Problem
You are getting intermittent job failures with a NoSuchElementException error.
Example stack trace
Py4JJavaError: An error occurred while calling o2843.count. : org.apache.spark.SparkException: Job aborted due to stage failure: Task 17 in stage 868.0 failed 4 times, most recent failure: Lost task 17.3 in stage 868.0 (TID 3065) (10.249.38.86 executor 6): java.util.NoSuchElementException at org.apache.spark.sql.vectorized.ColumnarBatch$1.next(ColumnarBatch.java:69) at org.apache.spark.sql.vectorized.ColumnarBatch$1.next(ColumnarBatch.java:58) at scala.collection.convert.Wrappers$JIteratorWrapper.next(Wrappers.scala:44) at org.apache.spark.sql.execution.arrow.ArrowConverters$$anon$4.next(ArrowConverters.scala:401) at org.apache.spark.sql.execution.arrow.ArrowConverters$$anon$4.next(ArrowConverters.scala:382) at org.apache.spark.sql.catalyst.expressions.GeneratedClass$GeneratedIteratorForCodegenStage9.processNext(Unknown Source) ...
Cause
The NoSuchElementException error is the result of an issue in Apache Arrow optimization. Apache Arrow is an in-memory columnar data format that is used in spark to efficiently transfer data between the JVM and Python.

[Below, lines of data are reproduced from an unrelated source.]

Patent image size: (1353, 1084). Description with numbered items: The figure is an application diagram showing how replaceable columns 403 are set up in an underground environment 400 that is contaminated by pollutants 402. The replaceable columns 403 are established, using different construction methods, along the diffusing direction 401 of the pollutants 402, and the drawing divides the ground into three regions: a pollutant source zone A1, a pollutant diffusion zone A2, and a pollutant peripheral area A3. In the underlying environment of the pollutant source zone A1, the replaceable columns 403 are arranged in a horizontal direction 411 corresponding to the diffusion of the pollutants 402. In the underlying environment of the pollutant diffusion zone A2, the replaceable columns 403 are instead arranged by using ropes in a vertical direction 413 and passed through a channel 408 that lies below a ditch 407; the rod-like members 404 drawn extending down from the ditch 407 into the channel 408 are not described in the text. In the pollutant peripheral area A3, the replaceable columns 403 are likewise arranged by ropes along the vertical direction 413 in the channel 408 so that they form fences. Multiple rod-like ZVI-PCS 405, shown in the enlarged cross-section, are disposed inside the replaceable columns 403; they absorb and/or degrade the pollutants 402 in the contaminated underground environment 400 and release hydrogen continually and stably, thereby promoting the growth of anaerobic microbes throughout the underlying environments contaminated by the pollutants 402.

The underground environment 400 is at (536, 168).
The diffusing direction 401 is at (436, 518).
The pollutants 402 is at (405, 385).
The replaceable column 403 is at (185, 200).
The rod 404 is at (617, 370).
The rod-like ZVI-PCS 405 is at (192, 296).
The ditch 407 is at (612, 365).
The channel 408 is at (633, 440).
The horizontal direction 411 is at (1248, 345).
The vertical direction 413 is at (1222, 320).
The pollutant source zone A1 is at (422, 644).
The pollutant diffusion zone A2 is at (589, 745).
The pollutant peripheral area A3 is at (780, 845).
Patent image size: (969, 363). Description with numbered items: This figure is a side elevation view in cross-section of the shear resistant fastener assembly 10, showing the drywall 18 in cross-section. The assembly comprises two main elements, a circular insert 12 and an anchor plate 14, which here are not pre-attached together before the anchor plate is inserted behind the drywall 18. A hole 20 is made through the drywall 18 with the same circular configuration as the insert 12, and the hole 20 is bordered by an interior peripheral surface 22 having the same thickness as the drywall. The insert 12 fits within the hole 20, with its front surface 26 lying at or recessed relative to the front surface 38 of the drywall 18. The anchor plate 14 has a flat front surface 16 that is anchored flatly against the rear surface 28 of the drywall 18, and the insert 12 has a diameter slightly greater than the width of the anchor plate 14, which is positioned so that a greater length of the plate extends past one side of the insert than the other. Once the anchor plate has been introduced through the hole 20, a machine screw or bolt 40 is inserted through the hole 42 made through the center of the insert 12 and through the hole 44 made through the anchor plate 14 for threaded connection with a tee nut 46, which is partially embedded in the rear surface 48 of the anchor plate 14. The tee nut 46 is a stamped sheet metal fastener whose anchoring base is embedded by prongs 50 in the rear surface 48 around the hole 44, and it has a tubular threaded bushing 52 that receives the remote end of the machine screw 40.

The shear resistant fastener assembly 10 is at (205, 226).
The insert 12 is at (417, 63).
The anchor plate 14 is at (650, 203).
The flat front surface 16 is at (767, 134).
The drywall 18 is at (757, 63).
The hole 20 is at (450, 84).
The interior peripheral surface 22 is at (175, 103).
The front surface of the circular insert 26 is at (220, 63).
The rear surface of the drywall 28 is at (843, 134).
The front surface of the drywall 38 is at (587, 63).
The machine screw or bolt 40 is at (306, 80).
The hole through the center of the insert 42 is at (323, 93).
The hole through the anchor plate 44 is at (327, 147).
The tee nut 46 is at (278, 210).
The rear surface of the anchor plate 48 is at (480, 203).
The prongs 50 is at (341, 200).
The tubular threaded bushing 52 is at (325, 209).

When Arrow optimization is enabled in the Py4J interface, there is a possibility it can call iterator.next() without checking iterator.hasNext(). This can result in a NoSuchElementException error.
Solution
Set spark.databricks.pyspark.emptyArrowBatchCheck to true in the cluster's Spark config (AWS | Azure | GCP).
spark.databricks.pyspark.emptyArrowBatchCheck=true
Enabling spark.databricks.pyspark.emptyArrowBatchCheck prevents a NoSuchElementException error from occurring when the Arrow batch size is 0.
Alternatively, you can disable Arrow optimization by setting the following properties in your cluster's Spark config.
spark.sql.execution.arrow.pyspark.enabled=false spark.sql.execution.arrow.enabled=false
Disabling Arrow optimization may have performance implications.